I was invited to a conference in China in ’87, the first international conference dealing with energy demand. One of the presentations that knocked me off my chair involved data showing that after 1980 energy grew significantly far less rapidly than the economy. And I'm sitting there saying, you know if that's true that’s amazing. At the time, there was widespread belief among analysts that developing countries need more energy per unit GDP in order to develop. And only after you become developed does energy become less essential. And here were the Chinese showing that, in fact, the opposite was true; that you could grow the GDP with much less energy, or at least that's what the data that were presented at the conference showed. Back in 1980, Chinese President Deng Xiaoping had declared that energy would grow only half as fast as its GDP. A pretty audacious goal. Then here’s this data seven years later that showed that China was over-achieving that goal!

At the end of the workshop, I was approached by the organizers on the Chinese side who asked if the LBL would be interested in collaborating with China on energy issues. Long story short, we were. And that was the beginning of it.

Did you have a hypothesis going in about how Chinese energy efficiencies would progress over the next couple of decades or were you mostly just intrigued?

At the beginning, I was intrigued. I had no way of really evaluating what they could do. I had the impression that the people I was working with were serious and had support from above, but that was about it. In truth, their thinking was very advanced. They had a huge and growing population, and their energy was in short supply. The conventional solution would be to build more power, right? But they came at it from an entirely different angle. Their view was that they didn’t have an energy crisis; it was that they had an energy policy crisis. If they used energy properly (that is, efficiently), they wouldn’t have shortages. I was quite struck by that.

Their second argument was that energy is the most capital intensive of all activities and cuts across all industries, which meant that if they were pouring all their capital into energy, it wasn't going elsewhere where there were also huge needs for capital.

And they recognized that energy extraction, conversion, transport and use constituted the largest contribution to pollution, by far. Maybe 80% or more of total pollution.

Lastly, they saw huge opportunities for energy efficiency.

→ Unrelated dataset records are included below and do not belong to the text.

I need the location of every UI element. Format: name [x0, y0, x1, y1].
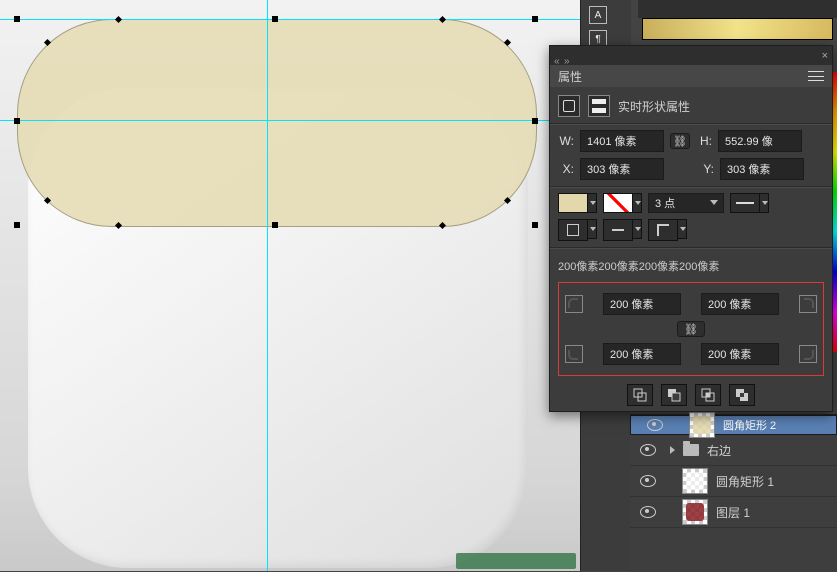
selection-handle[interactable]	[532, 16, 538, 22]
visibility-eye-icon[interactable]	[640, 506, 656, 518]
exclude-shapes-button[interactable]	[729, 384, 755, 406]
corner-br-input[interactable]	[701, 343, 779, 365]
height-label: H:	[696, 134, 712, 148]
selection-handle[interactable]	[532, 118, 538, 124]
corner-tr-input[interactable]	[701, 293, 779, 315]
layer-name: 右边	[707, 442, 731, 459]
layer-thumbnail[interactable]	[689, 412, 715, 438]
guide-horizontal-top[interactable]	[0, 19, 580, 20]
properties-tab-label: 属性	[558, 68, 582, 85]
link-wh-icon[interactable]: ⛓	[670, 133, 690, 149]
fill-swatch[interactable]	[558, 193, 597, 213]
layer-row[interactable]: 图层 1	[630, 497, 837, 528]
properties-panel: × 属性 实时形状属性 W: ⛓ H: X: Y:	[549, 45, 833, 412]
selection-handle[interactable]	[14, 222, 20, 228]
character-panel-icon[interactable]: A	[589, 6, 607, 24]
link-radii-icon[interactable]: ⛓	[677, 321, 705, 337]
width-label: W:	[558, 134, 574, 148]
layer-thumbnail[interactable]	[682, 499, 708, 525]
y-input[interactable]	[720, 158, 804, 180]
properties-titlebar[interactable]: ×	[550, 46, 832, 65]
properties-header: 实时形状属性	[618, 98, 690, 115]
visibility-eye-icon[interactable]	[647, 419, 663, 431]
gradient-bar[interactable]	[642, 18, 833, 40]
close-icon[interactable]: ×	[822, 50, 828, 62]
corner-bl-icon[interactable]	[565, 345, 583, 363]
stroke-weight-select[interactable]	[648, 193, 724, 213]
selection-handle[interactable]	[272, 16, 278, 22]
layer-row[interactable]: 圆角矩形 1	[630, 466, 837, 497]
gradient-preview	[638, 0, 837, 41]
stroke-swatch[interactable]	[603, 193, 642, 213]
x-label: X:	[558, 162, 574, 176]
cap-style-button[interactable]	[603, 219, 642, 241]
y-label: Y:	[698, 162, 714, 176]
path-operations-row	[558, 384, 824, 406]
stroke-style-swatch[interactable]	[730, 193, 769, 213]
visibility-eye-icon[interactable]	[640, 444, 656, 456]
disclosure-triangle-icon[interactable]	[670, 446, 675, 454]
selection-handle[interactable]	[532, 222, 538, 228]
selection-handle[interactable]	[14, 16, 20, 22]
corner-tl-input[interactable]	[603, 293, 681, 315]
layer-row[interactable]: 圆角矩形 2	[630, 415, 837, 435]
status-bar-fragment	[456, 553, 576, 569]
visibility-eye-icon[interactable]	[640, 475, 656, 487]
layer-thumbnail[interactable]	[682, 468, 708, 494]
stroke-weight-input[interactable]	[648, 193, 724, 213]
folder-icon	[683, 444, 699, 456]
corner-tr-icon[interactable]	[799, 295, 817, 313]
layer-name: 圆角矩形 2	[723, 417, 776, 433]
corner-bl-input[interactable]	[603, 343, 681, 365]
corner-radii-summary: 200像素200像素200像素200像素	[558, 254, 824, 278]
width-input[interactable]	[580, 130, 664, 152]
height-input[interactable]	[718, 130, 802, 152]
collapse-left-icon[interactable]	[554, 53, 560, 59]
collapse-right-icon[interactable]	[564, 53, 570, 59]
corner-tl-icon[interactable]	[565, 295, 583, 313]
corner-style-button[interactable]	[648, 219, 687, 241]
shape-rounded-rect-selected[interactable]	[17, 19, 537, 227]
corner-br-icon[interactable]	[799, 345, 817, 363]
guide-horizontal-mid[interactable]	[0, 120, 580, 121]
panel-menu-icon[interactable]	[808, 71, 824, 81]
layers-panel: 圆角矩形 2 右边圆角矩形 1 图层 1	[630, 414, 837, 572]
guide-vertical[interactable]	[267, 0, 268, 571]
gradient-tab[interactable]	[638, 0, 837, 18]
combine-shapes-button[interactable]	[627, 384, 653, 406]
layer-row[interactable]: 右边	[630, 435, 837, 466]
canvas[interactable]	[0, 0, 580, 571]
layer-name: 圆角矩形 1	[716, 473, 774, 490]
x-input[interactable]	[580, 158, 664, 180]
subtract-shapes-button[interactable]	[661, 384, 687, 406]
layer-name: 图层 1	[716, 504, 750, 521]
selection-handle[interactable]	[14, 118, 20, 124]
stroke-align-button[interactable]	[558, 219, 597, 241]
corner-radii-group: ⛓	[558, 282, 824, 376]
live-shape-icon	[588, 95, 610, 117]
shape-type-icon	[558, 95, 580, 117]
properties-tab[interactable]: 属性	[550, 65, 832, 87]
selection-handle[interactable]	[272, 222, 278, 228]
intersect-shapes-button[interactable]	[695, 384, 721, 406]
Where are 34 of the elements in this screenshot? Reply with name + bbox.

And that's where it overlapped with Berkeley Lab because they saw us as a technology leader and they wanted to understand how we did energy efficiently.

Last year, President Xi Jinping declared that China will aim to have CO2 emissions peak before 2030 and achieve carbon neutrality before 2060. That seemed to shock everyone.

Absolutely. Including me! I would say there were probably three or four people in China who knew he was going to say that. Is it attainable? Maybe. It’s certainly very ambitious. We at LBNL are presently conducting detailed analyses to establish pathways to that goal and assess their feasibility.

Looking globally now, what do you think are the most exciting emerging technologies and why?

Well, renewable and wind have really emerged, and they're going to continue to get better; they’re already quite cost effective in many locations around the world. For them to take over the electricity supply system they need storage, and battery storage is the most likely means to do that. So, we have to have good batteries that are lower in cost and have larger storage. Continuing to improve batteries would be my highest priority in R&D. It’s necessary for electric vehicles. I think auto companies are betting that batteries are going to get better and I agree with them. Two other major needs: technologies for industrial energy use reliant on electricity and ways of capturing and storing carbon dioxide emissions.